Felix Kauf & Michel Mettler: «H stellt sich vor». Zürich: Echtzeit, 2010.

Michel Mettler, bekannt geworden durch seinen Roman «Die Spange», hatte im Dramatiker Felix Kauf schon lange einen Schriftsteller gefunden, mit dem er literarisch korrespondiert. Die Freundschaft zwischen den beiden nahm in der Mitte der Neunzigerjahre ihren Anfang, als sie einander Texte faxten, die der Empfänger weiterführte und anschliessend retournierte. Aus den Faxschreiben wurden später E-Mails, mit ihrer Zahl wuchs sich das gemeinsame Manuskript zu einem Buch aus: «H stellt sich vor».

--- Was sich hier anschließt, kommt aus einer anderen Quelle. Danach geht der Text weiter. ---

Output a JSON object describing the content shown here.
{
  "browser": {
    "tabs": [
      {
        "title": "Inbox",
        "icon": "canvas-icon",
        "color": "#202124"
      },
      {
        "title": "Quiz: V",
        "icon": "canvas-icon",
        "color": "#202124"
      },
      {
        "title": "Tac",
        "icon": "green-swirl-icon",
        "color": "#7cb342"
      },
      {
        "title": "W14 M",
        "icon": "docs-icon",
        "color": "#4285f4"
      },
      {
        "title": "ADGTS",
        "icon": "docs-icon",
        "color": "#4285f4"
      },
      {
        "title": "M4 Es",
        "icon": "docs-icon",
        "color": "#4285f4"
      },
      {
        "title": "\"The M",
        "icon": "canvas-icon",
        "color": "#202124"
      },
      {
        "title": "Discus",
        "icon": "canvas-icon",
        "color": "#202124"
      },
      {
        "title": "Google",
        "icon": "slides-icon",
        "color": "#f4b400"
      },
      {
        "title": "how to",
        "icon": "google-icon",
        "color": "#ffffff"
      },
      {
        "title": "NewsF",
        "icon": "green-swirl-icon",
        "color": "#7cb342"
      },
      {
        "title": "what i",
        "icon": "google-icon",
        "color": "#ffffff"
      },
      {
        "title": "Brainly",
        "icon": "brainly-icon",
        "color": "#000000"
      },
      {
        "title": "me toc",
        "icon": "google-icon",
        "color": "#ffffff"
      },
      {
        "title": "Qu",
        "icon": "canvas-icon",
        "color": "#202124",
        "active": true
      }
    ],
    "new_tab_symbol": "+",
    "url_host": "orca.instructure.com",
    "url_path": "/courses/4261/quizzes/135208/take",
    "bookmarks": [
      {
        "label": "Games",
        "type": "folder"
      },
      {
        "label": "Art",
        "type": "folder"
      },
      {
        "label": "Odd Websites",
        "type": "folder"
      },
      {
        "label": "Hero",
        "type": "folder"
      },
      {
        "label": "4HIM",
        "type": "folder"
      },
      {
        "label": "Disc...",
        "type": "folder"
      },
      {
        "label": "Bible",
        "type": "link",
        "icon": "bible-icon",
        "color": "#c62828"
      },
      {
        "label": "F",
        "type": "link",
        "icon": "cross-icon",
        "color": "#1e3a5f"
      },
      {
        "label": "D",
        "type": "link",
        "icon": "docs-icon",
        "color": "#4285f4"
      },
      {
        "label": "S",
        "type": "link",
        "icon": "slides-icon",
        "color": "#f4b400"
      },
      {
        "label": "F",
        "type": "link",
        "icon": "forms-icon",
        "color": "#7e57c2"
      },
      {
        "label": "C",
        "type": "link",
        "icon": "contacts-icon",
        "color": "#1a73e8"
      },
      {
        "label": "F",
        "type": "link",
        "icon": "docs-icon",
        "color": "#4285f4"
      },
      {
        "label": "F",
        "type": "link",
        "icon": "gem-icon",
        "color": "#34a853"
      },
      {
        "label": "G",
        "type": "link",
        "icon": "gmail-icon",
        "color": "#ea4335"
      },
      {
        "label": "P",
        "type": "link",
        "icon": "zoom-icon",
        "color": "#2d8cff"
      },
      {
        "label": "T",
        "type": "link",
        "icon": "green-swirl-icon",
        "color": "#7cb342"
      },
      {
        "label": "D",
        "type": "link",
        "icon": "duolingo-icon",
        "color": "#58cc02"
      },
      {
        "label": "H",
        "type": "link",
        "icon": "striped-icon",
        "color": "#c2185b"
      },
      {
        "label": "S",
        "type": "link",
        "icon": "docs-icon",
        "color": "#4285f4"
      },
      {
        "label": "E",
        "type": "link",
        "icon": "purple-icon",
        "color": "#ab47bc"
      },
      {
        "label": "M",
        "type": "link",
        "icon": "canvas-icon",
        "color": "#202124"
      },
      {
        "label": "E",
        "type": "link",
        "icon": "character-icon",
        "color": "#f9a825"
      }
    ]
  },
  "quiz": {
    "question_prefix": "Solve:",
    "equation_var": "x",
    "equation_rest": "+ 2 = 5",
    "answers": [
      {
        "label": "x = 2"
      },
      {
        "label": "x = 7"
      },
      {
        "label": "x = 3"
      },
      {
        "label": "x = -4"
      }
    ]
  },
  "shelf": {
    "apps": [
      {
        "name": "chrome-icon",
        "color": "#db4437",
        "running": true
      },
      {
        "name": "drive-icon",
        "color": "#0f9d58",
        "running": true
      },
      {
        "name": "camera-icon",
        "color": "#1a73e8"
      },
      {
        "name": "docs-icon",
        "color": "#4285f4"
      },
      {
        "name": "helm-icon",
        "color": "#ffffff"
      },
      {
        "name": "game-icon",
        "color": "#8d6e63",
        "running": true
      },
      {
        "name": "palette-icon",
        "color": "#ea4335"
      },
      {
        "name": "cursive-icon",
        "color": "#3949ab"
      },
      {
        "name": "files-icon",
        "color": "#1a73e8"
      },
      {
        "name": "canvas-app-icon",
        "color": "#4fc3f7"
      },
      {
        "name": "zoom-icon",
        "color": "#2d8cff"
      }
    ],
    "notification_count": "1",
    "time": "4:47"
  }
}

Es mag in der Natur des brieflichen Hin-und-Hers liegen, dass «H stellt sich vor» eine Sammlung abgeschlossener Geschichten darstellt, die sich um eine einzelne Person drehen. Denn zum einen ist der Fortgang einer Geschichte wohl öfter dem augenblicklichen Impuls – besser: der Lust geschuldet, zu fabulieren. Zum andern scheint sich als dessen Angelpunkt etwas Monothematisches anzubieten, das sich gut variieren lässt, etwa eine Figur wie H, deren aberwitzige Abenteuer in kurzen Episoden geschildert werden.

Doch wer ist H? «H hat entdeckt, dass er mit seinen Augenbewegungen das Verhalten der Tiere im Zoo beeinflussen kann», heisst es einmal. H sei Poet, Handballer, Maler, Musiker, Weltreisender, Architekt, Bauführer, Archivar, ein Prominenter ohnehin. Er stellt sich den andern als das vor, als was er sich selbst imaginiert; er ist ein Mystiker, ein Geheimniskrämer, ein Wichtigtuer, in einem Wort: ein auf Wirkung bedachter Egozentriker. Sein Rat an die Mitmenschen lautet ganz uneigennützig: «Tu, was du tun musst, aber tu es, ohne berühmt zu werden.»

Kauf und Mettler liefern ihre Figur ohne weiteres aus. Dieser satirische Ansatz erweist sich als tragend, die Geschichten um H sind sehr oft sehr komisch. Sie ergeben in der Summe ein Bild von einer Person, die in ihrem privaten Grössenwahn gefangen ist und es versteht, diesen als umfassende Kompetenz in allen Lebenslagen darzustellen. «‹Eigentlich möchte ich nicht tauschen›, ist Hs häufigster Gedanke. Er hat sehr lange gebraucht, um herauszufinden, dass er haargenau er selbst sein will, nichts und niemand sonst.»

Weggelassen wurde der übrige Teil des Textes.